A free press is one of the cornerstones of a democratic state. The UK doesn't have one:
The Guardian, a major outlet for revelations based on leaks from former U.S. intelligence contractor Edward Snowden, says the British government threatened legal action against the newspaper unless it either destroyed the classified documents or handed them back to British authorities.
In an article posted on the British newspaper's website on Monday, Guardian editor Alan Rusbridger said that a month ago, after the newspaper had published several stories based on Snowden's material, a British official advised him: "You've had your fun. Now we want the stuff back."
Rusbridger said that after further talks with the British government, two "security experts" from Government Communications Headquarters, the British equivalent of the ultra-secretive U.S. National Security Agency, visited the Guardian's London offices.

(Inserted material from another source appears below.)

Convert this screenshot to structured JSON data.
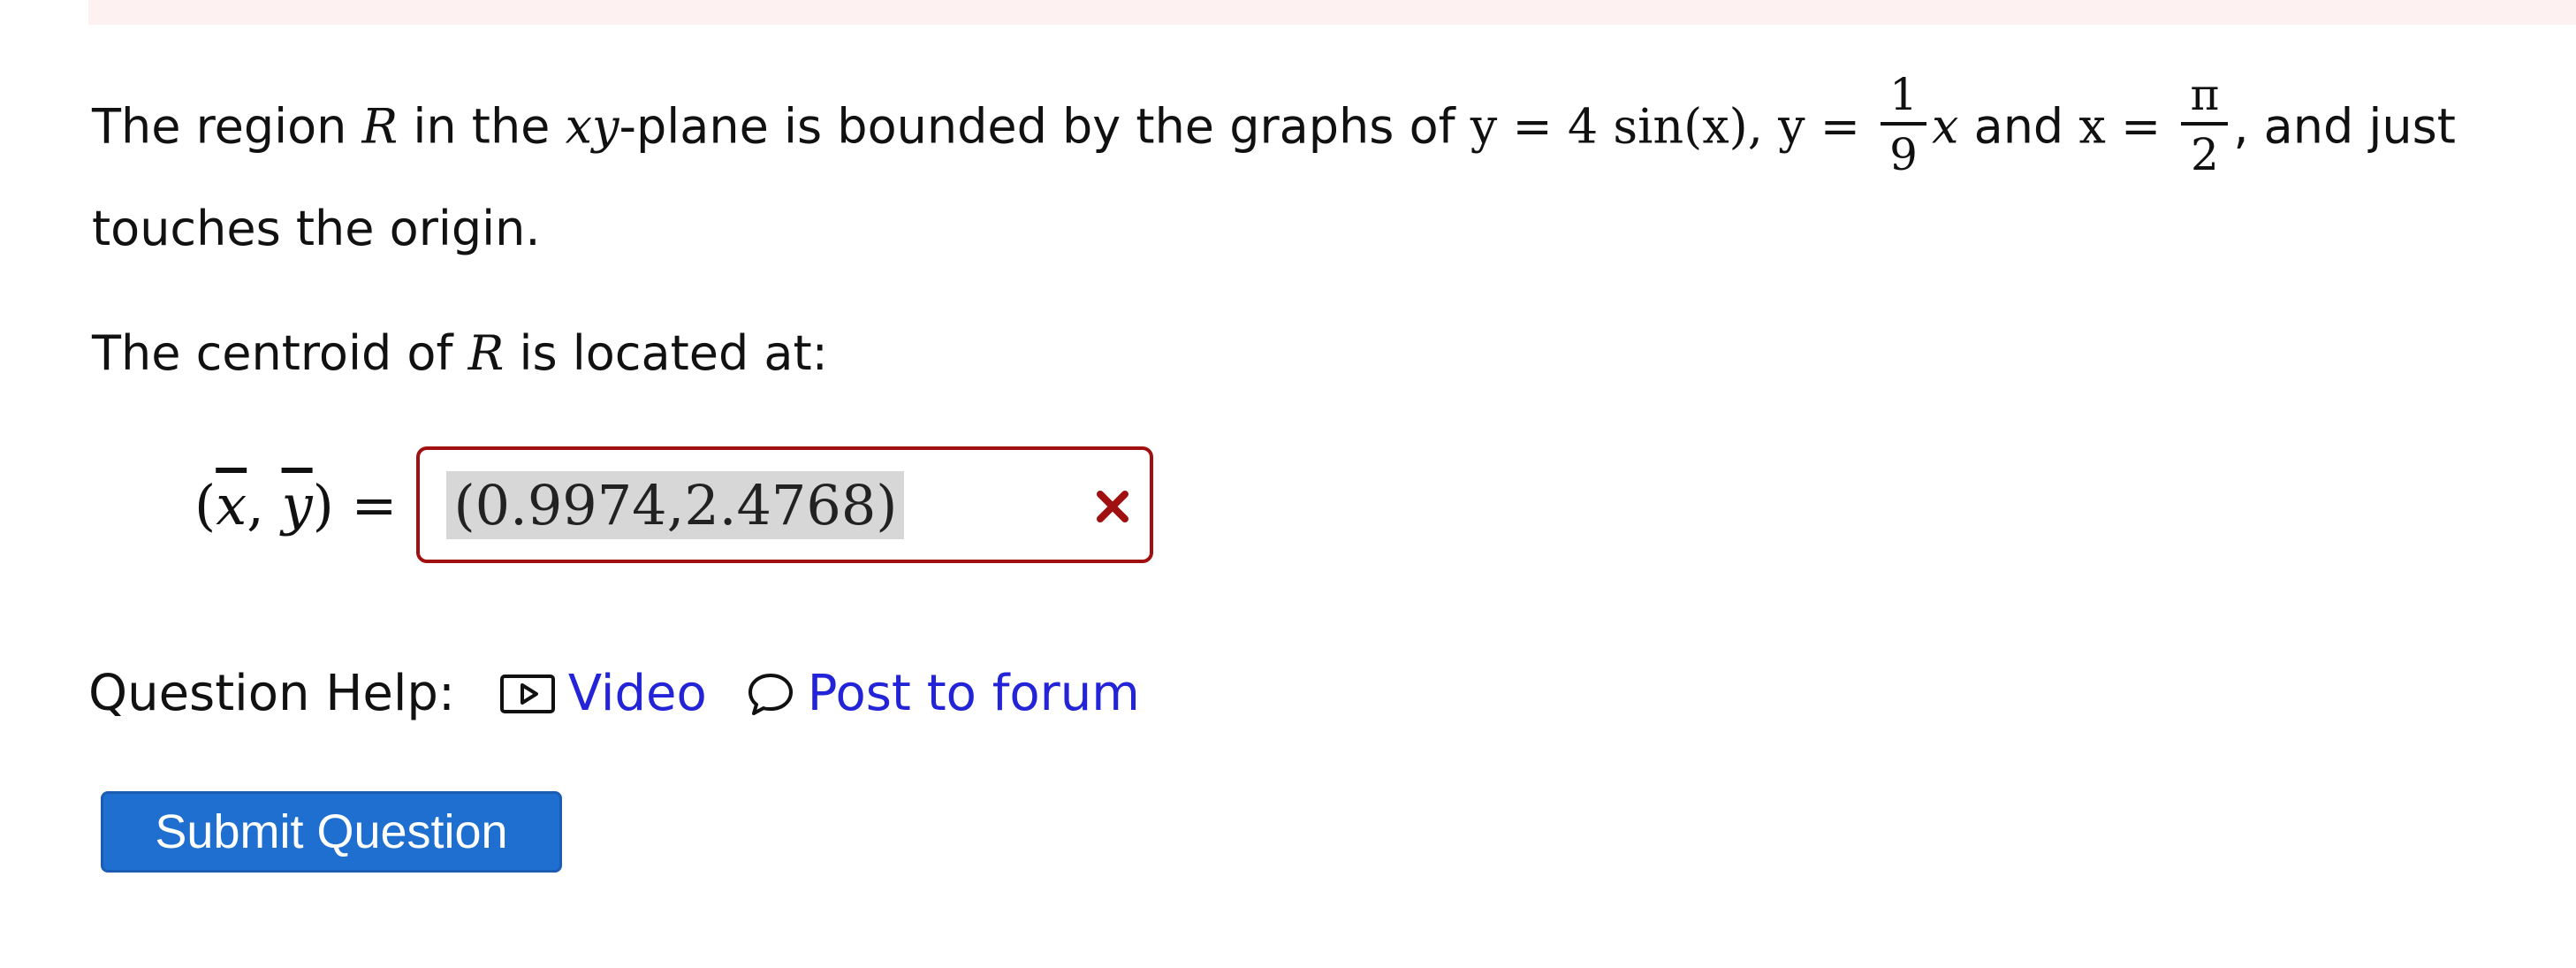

In the building's basement, Rusbridger wrote, government officials watched as computers which contained material provided by Snowden were physically pulverized. "We can call off the black helicopters," Rusbridger says one of the officials joked.
A source familiar with the event said Guardian employees destroyed the computers as government security experts looked on.
(Original article here; the Reuters version is a tighter summary)
The Guardian is now forced to report on UK political issues from outside UK jurisdiction, to avoid government persecution. A democracy? I don't think so.
Meanwhile, the attitudes of those "senior government officials" exposed in the Guardian's story are explicitly anti-democratic. "You've had your debate" tells us volumes: they think that public debate is both subject to government-imposed time limits, and irrelevant. To them, it doesn't matter what we think; their policies will never change.
There is a name for this phenomenon: a "deep state". And it is fundamentally incompatible with democracy. If the UK wishes to become a democracy, it needs to root out this Deep State, and destroy it.